The policy change is expected to affect as many as 800,000 people. They must be no older than 30, have come to the United States before age 16, be currently enrolled in school, have graduated high school or served in the military, have been in the country for five consecutive years, and have a clean criminal record.
"It's not the real legislative change that [Obama] promised," said a disappointed Lee, 20, who shocked her school campus in the fall when she stood up in a packed auditorium and announced that she was undocumented.
The trust of millions was at stake last year when Obama enacted a policy of "prosecutorial discretion" toward young people who came here with their parents without papers, in which he promised to give a break to those who were law-abiding while speeding the exclusion of those who have committed crimes.
But according to activists, more than a million people have been deported during Obama's presidency, and the activists are afraid of getting stung a second time.

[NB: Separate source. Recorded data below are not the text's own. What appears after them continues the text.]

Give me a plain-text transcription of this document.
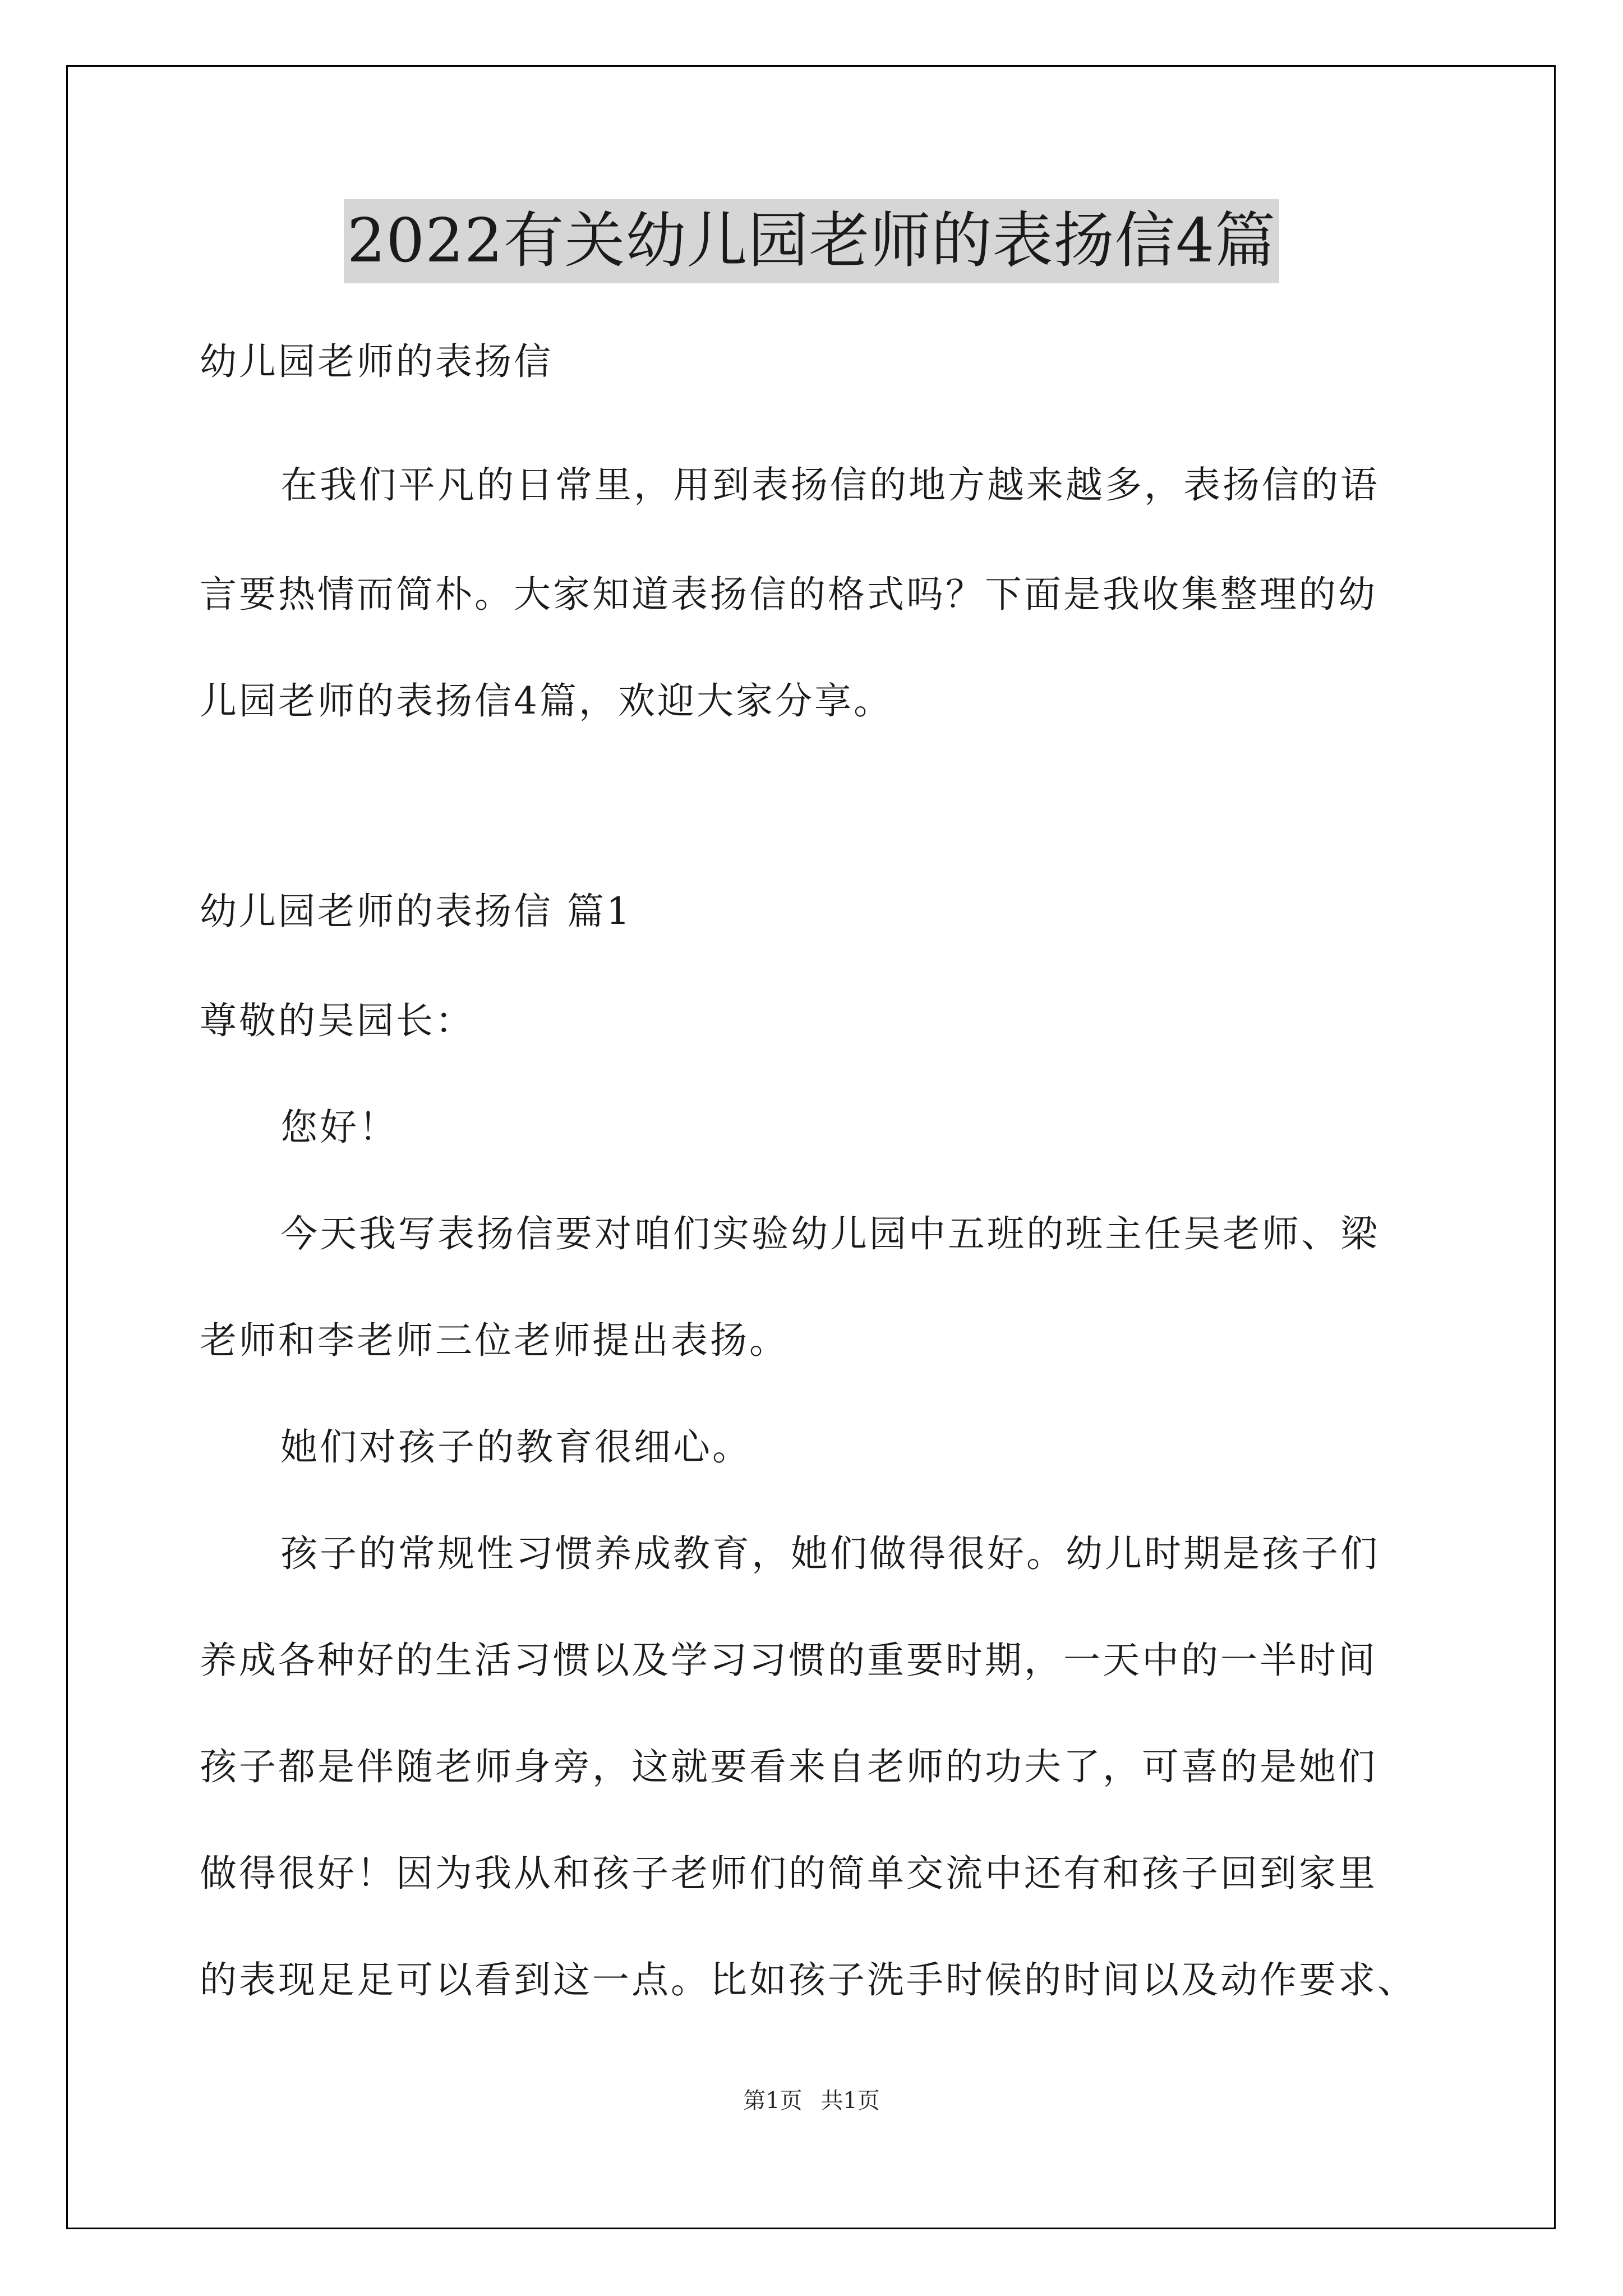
2022有关幼儿园老师的表扬信4篇
幼儿园老师的表扬信
在我们平凡的日常里，用到表扬信的地方越来越多，表扬信的语
言要热情而简朴。大家知道表扬信的格式吗？下面是我收集整理的幼
儿园老师的表扬信4篇，欢迎大家分享。
幼儿园老师的表扬信 篇1
尊敬的吴园长：
您好！
今天我写表扬信要对咱们实验幼儿园中五班的班主任吴老师、梁
老师和李老师三位老师提出表扬。
她们对孩子的教育很细心。
孩子的常规性习惯养成教育，她们做得很好。幼儿时期是孩子们
养成各种好的生活习惯以及学习习惯的重要时期，一天中的一半时间
孩子都是伴随老师身旁，这就要看来自老师的功夫了，可喜的是她们
做得很好！因为我从和孩子老师们的简单交流中还有和孩子回到家里
的表现足足可以看到这一点。比如孩子洗手时候的时间以及动作要求、
第1页 共1页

"That's why I don't believe anything he's saying, though I hope it's real this time," said Lee, who is from Southern California.
Her coming out was the start of a journey that led her to join DreamActivist Pennsylvania, lobby for Bryn Mawr and Haverford Colleges to make admission less restrictive for illegal students, get arrested in March in front of the Philadelphia Immigration and Customs Enforcement building, and work this summer for an immigration group in San Francisco helping to organize a sit-in in Obama's campaign office there.

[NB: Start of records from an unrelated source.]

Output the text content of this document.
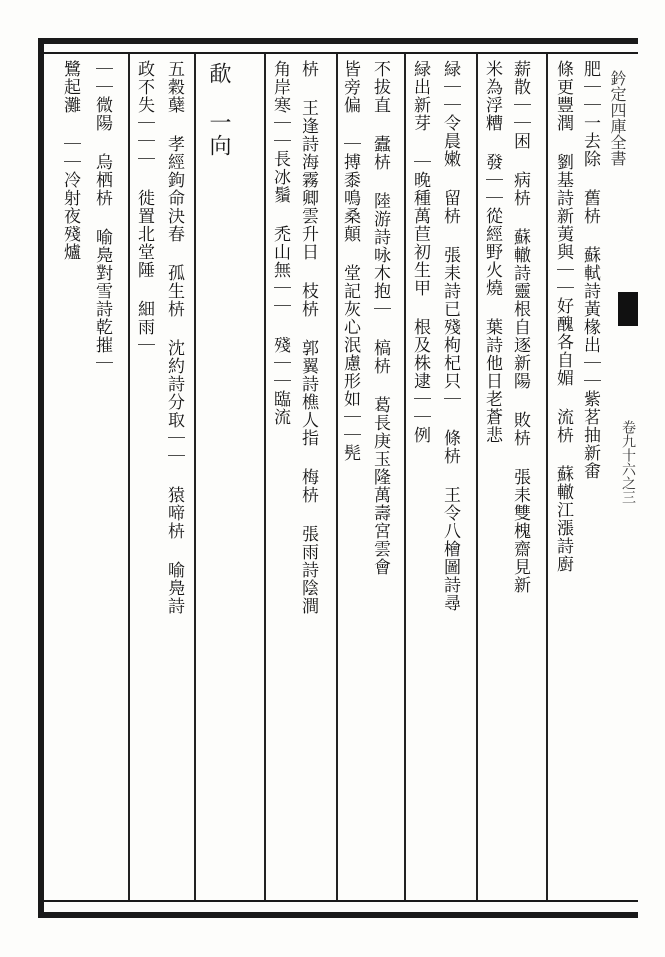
鈐定四庫全書
卷九十六之三
肥｜｜一去除 舊枿 蘇軾詩黃椽出｜｜紫茗抽新畬
條更豐潤 劉基詩新荑與｜｜好醜各自媚 流枿 蘇轍江漲詩廚
薪散｜｜困 病枿 蘇轍詩靈根自逐新陽 敗枿 張耒雙槐齋見新
米為浮糟 發｜｜從經野火燒 葉詩他日老蒼悲
緑｜｜令晨嫩 留枿 張耒詩已殘枸杞只｜ 條枿 王令八檜圖詩尋
緑出新芽 ｜晚種萬苣初生甲 根及株逮｜｜例
不拔直 蠹枿 陸游詩咏木抱｜ 槁枿 葛長庚玉隆萬壽宮雲會
皆旁偏 ｜搏黍鳴桑顛 堂記灰心泯慮形如｜｜髡
枿 王逢詩海霧卿雲升日 枝枿 郭翼詩樵人指 梅枿 張雨詩陰澗
角岸寒｜｜長冰鬚 禿山無｜｜ 殘｜｜臨流
歃 一向
五穀蘖 孝經鉤命決春 孤生枿 沈約詩分取｜｜ 猿啼枿 喻鳧詩
政不失｜｜｜ 徙置北堂陲 細雨｜
｜｜微陽 烏栖枿 喻鳧對雪詩乾摧｜
鷺起灘 ｜｜冷射夜殘爐
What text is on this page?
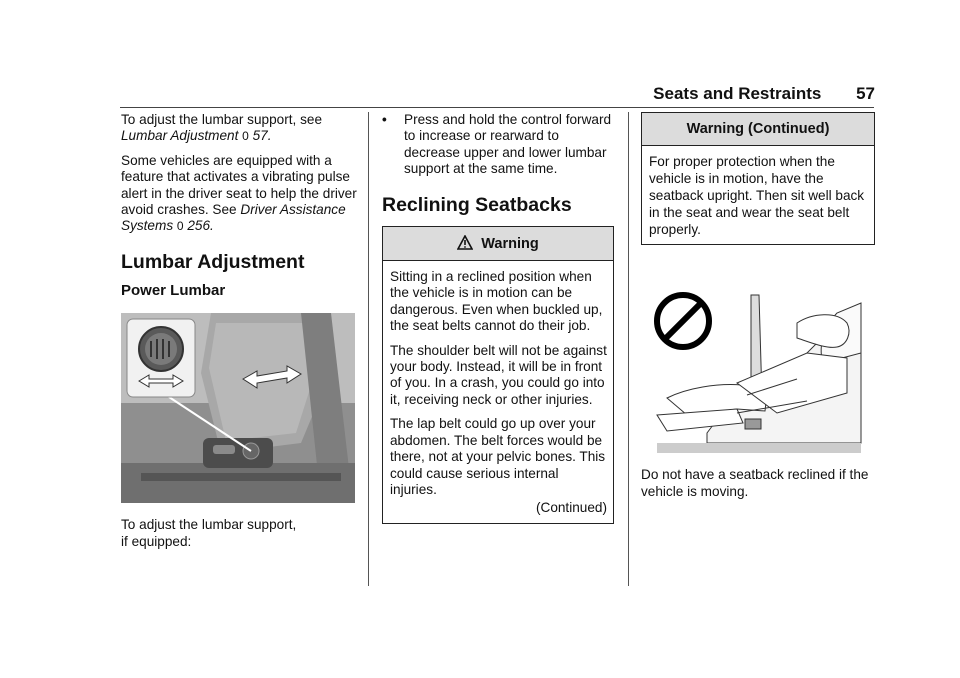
Seats and Restraints 57

To adjust the lumbar support, see
Lumbar Adjustment 0 57.

Some vehicles are equipped with a feature that activates a vibrating pulse alert in the driver seat to help the driver avoid crashes. See Driver Assistance Systems 0 256.

Lumbar Adjustment
Power Lumbar

To adjust the lumbar support,
if equipped:

•	Press and hold the control forward to increase or rearward to decrease upper and lower lumbar support at the same time.
Reclining Seatbacks
Warning

Sitting in a reclined position when the vehicle is in motion can be dangerous. Even when buckled up, the seat belts cannot do their job.

The shoulder belt will not be against your body. Instead, it will be in front of you. In a crash, you could go into it, receiving neck or other injuries.

The lap belt could go up over your abdomen. The belt forces would be there, not at your pelvic bones. This could cause serious internal injuries.

(Continued)

Warning (Continued)

For proper protection when the vehicle is in motion, have the seatback upright. Then sit well back in the seat and wear the seat belt properly.

Do not have a seatback reclined if the vehicle is moving.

The administration has been under pressure from those protesters and others who occupied and closed down several of the president's campaign offices, including in Cincinnati, Dearborn, Mich., and Oakland, Calif., over the last week.
Tania Chairez, 19, a University of Pennsylvania student who was arrested with Lee in Philadelphia and who was pictured on the cover of Time magazine for a story about undocumented youth this week, said she wasn't convinced the president was really serious about helping young illegals.
If during the next 60 days, deportation proceedings are dropped, "we'll take it as a good sign this is working," she said. "If not, we're going to call for action again."
As for Lee, she said DREAM activists want the president to sign an executive order guaranteeing their right to remain in this country.
"We hope he does this," she said, "otherwise, we won't stop occupying his offices."
Though her efforts to persuade Haverford to pass a need-blind admission policy for illegal students and Bryn Mawr to adopt other changes failed, she said many people had been very supportive.
"It's meant the world to me that I've come out," she said, "and I really appreciate the people who have supported me along the way."